Stephan went beyond that, though, averring that the new ID hatchback, VW’s first purpose-built all-electric car, which launches later this year, will be Co2-neutral when the first one is handed over to its customer.

“We will also work on battery production techniques and recycling to ensure that the ID’s entire life cycle will be Co2-neutral.” Stephan did admit that, in the early days of the ID’s production, it will be necessary to cancel out some of its factory emissions by using carbon offset schemes.

How all of that will gel with Audi’s resurgent love for hydrogen power remains unknown for now. While hydrogen is the most abundant element in the universe, it’s currently difficult and expensive to produce and distribute commercially, and most of the hydrogen currently in industrial use is actually a byproduct of the petro-chemical industry.

While companies such as Toyota, General Motors, Hyundai, Honda, Shell, and others have promised to help build up a hydrogen refuelling network, it’s an expensive and labour-intensive undertaking.

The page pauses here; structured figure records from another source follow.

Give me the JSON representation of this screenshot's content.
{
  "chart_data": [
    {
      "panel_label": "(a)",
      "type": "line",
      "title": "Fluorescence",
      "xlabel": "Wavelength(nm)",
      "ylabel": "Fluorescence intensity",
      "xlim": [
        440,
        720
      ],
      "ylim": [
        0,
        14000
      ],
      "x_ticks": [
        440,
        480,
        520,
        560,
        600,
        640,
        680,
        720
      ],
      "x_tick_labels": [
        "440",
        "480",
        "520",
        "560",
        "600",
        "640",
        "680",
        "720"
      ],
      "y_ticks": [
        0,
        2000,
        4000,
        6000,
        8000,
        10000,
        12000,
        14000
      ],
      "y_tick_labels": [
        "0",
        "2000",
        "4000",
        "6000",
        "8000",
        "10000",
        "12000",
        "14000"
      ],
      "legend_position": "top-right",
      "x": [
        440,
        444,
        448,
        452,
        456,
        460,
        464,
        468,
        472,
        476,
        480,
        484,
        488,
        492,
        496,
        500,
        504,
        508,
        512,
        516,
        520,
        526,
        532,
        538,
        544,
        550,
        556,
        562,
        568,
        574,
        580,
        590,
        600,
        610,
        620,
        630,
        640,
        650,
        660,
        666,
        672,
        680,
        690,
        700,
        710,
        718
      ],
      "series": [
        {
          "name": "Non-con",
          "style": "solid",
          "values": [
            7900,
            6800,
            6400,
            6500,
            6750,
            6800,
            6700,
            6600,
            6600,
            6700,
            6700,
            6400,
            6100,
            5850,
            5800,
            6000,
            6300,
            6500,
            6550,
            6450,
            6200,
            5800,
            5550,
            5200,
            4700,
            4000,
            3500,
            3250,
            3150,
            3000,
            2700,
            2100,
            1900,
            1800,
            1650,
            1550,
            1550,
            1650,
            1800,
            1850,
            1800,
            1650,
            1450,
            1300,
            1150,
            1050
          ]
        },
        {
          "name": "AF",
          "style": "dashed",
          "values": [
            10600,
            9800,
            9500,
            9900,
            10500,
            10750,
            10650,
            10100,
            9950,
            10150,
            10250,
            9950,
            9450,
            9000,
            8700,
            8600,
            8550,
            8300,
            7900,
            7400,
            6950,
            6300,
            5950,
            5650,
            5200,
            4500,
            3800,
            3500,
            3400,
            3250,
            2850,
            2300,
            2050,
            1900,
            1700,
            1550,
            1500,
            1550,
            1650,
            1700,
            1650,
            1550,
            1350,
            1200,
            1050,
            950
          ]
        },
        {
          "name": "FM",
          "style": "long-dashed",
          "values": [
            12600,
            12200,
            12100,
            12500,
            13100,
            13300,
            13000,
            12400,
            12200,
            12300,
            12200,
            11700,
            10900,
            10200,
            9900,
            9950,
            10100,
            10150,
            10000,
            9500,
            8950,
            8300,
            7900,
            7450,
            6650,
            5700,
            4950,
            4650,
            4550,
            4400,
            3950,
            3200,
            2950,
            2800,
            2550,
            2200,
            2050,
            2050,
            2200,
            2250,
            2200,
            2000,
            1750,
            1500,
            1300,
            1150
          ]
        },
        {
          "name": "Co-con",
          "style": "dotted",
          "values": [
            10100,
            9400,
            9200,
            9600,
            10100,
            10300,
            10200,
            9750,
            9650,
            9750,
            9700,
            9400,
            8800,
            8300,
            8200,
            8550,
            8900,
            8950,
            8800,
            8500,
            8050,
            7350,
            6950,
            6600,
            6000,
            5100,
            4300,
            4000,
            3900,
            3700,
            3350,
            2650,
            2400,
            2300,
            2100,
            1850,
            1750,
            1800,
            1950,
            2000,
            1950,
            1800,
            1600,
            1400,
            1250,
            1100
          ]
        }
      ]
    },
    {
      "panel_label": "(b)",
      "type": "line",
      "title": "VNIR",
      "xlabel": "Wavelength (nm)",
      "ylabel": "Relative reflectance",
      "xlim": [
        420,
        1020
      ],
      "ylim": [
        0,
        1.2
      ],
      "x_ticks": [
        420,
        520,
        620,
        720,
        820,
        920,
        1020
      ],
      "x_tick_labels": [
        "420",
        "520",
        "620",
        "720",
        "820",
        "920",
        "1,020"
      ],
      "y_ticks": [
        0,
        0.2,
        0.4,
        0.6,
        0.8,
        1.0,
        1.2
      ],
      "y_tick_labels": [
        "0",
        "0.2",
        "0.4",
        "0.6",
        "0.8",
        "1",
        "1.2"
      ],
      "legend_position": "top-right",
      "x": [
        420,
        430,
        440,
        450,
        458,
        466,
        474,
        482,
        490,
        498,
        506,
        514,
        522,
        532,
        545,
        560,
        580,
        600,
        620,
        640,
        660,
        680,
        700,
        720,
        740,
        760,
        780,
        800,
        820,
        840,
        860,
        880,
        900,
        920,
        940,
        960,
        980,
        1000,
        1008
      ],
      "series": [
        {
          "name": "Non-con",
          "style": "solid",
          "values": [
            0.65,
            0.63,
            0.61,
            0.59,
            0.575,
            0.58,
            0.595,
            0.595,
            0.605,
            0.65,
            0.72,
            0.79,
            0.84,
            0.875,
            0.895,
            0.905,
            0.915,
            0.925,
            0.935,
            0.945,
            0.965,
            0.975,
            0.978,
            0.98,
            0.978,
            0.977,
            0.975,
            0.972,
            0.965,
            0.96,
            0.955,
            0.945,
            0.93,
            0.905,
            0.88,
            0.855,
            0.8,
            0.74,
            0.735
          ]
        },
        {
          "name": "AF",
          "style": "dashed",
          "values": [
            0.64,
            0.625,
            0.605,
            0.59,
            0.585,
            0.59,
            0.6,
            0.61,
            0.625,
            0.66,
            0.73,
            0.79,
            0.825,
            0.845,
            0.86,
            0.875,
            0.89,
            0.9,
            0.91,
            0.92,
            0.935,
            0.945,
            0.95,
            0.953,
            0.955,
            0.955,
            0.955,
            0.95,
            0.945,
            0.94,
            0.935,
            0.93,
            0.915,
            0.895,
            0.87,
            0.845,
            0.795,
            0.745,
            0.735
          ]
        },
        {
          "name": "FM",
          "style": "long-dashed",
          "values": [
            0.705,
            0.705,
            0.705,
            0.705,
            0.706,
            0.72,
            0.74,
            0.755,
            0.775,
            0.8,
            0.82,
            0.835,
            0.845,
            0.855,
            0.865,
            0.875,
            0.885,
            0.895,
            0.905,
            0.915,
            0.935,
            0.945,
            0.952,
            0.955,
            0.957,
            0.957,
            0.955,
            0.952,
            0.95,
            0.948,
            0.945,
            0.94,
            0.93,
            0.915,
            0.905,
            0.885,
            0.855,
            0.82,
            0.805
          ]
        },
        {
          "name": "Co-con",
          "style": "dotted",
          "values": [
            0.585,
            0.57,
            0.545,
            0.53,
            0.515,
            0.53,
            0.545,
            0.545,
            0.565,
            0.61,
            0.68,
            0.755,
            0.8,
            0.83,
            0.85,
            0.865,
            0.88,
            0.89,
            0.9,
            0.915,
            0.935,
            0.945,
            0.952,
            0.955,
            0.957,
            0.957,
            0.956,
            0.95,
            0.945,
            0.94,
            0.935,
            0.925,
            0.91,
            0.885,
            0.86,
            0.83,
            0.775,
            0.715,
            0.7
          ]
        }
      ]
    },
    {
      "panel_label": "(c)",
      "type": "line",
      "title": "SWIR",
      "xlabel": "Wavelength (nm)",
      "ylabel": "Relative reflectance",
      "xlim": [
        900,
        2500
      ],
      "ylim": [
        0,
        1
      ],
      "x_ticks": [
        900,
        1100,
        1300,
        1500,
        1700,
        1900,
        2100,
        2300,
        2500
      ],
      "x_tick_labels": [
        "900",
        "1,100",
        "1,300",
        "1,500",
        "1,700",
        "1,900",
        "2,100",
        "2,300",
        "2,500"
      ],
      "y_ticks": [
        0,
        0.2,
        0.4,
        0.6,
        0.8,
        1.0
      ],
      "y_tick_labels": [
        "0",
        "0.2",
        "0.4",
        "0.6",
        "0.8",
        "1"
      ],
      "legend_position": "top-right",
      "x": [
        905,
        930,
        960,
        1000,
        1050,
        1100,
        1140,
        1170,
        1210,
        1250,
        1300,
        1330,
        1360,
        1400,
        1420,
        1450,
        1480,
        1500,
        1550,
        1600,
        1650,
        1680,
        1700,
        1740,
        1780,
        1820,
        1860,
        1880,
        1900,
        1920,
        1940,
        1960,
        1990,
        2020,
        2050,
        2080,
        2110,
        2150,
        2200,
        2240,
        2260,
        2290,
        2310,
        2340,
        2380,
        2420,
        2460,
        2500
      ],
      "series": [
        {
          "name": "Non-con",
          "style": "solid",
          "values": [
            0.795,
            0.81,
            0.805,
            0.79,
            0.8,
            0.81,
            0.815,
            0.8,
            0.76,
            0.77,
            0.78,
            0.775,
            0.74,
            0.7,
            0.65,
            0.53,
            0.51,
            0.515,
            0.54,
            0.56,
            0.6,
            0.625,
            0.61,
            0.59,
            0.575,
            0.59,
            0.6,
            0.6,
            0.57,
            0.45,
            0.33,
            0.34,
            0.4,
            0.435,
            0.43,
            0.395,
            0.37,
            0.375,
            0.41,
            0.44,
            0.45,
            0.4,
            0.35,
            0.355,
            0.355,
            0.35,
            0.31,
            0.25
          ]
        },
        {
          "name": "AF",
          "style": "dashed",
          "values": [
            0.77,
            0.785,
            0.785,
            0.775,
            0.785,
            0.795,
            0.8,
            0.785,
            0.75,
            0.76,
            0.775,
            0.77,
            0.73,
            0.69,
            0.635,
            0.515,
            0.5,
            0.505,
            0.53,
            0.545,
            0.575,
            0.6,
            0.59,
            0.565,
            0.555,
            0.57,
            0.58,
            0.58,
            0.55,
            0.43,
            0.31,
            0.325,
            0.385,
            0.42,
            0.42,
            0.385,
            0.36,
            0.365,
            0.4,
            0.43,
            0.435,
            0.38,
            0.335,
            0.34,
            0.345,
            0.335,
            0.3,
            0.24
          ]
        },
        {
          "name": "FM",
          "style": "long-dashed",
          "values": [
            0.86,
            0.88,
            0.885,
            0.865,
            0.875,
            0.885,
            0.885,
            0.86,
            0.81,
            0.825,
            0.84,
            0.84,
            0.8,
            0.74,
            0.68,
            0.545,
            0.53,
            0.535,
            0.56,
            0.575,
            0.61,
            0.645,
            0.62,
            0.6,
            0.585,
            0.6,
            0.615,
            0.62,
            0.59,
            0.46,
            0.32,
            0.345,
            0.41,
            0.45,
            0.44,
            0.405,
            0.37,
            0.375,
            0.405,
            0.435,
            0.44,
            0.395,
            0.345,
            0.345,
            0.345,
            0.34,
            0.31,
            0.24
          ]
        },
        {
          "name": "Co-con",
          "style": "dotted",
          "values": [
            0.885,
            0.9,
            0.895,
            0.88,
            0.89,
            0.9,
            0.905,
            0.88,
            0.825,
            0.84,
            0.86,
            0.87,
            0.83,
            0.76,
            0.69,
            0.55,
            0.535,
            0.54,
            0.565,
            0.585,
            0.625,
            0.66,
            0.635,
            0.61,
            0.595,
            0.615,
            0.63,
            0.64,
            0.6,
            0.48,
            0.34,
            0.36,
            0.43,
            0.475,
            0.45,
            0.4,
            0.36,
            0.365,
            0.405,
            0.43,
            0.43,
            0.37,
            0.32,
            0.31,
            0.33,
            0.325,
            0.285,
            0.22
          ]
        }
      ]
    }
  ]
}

More so than creating a proper pan-European electric car fast-charging network? It’s an arguable point, but which of the two now-apparently divergent views of the VW Group are we supposed to believe?

“We need to have a master plan” said Stephan. “We need to work hand-in-hand, rather than finger-pointing.” He may have been talking about all carmakers and all stakeholders in the zero-emissions economy. But he may also have been talking about the internal politics of the VW Group.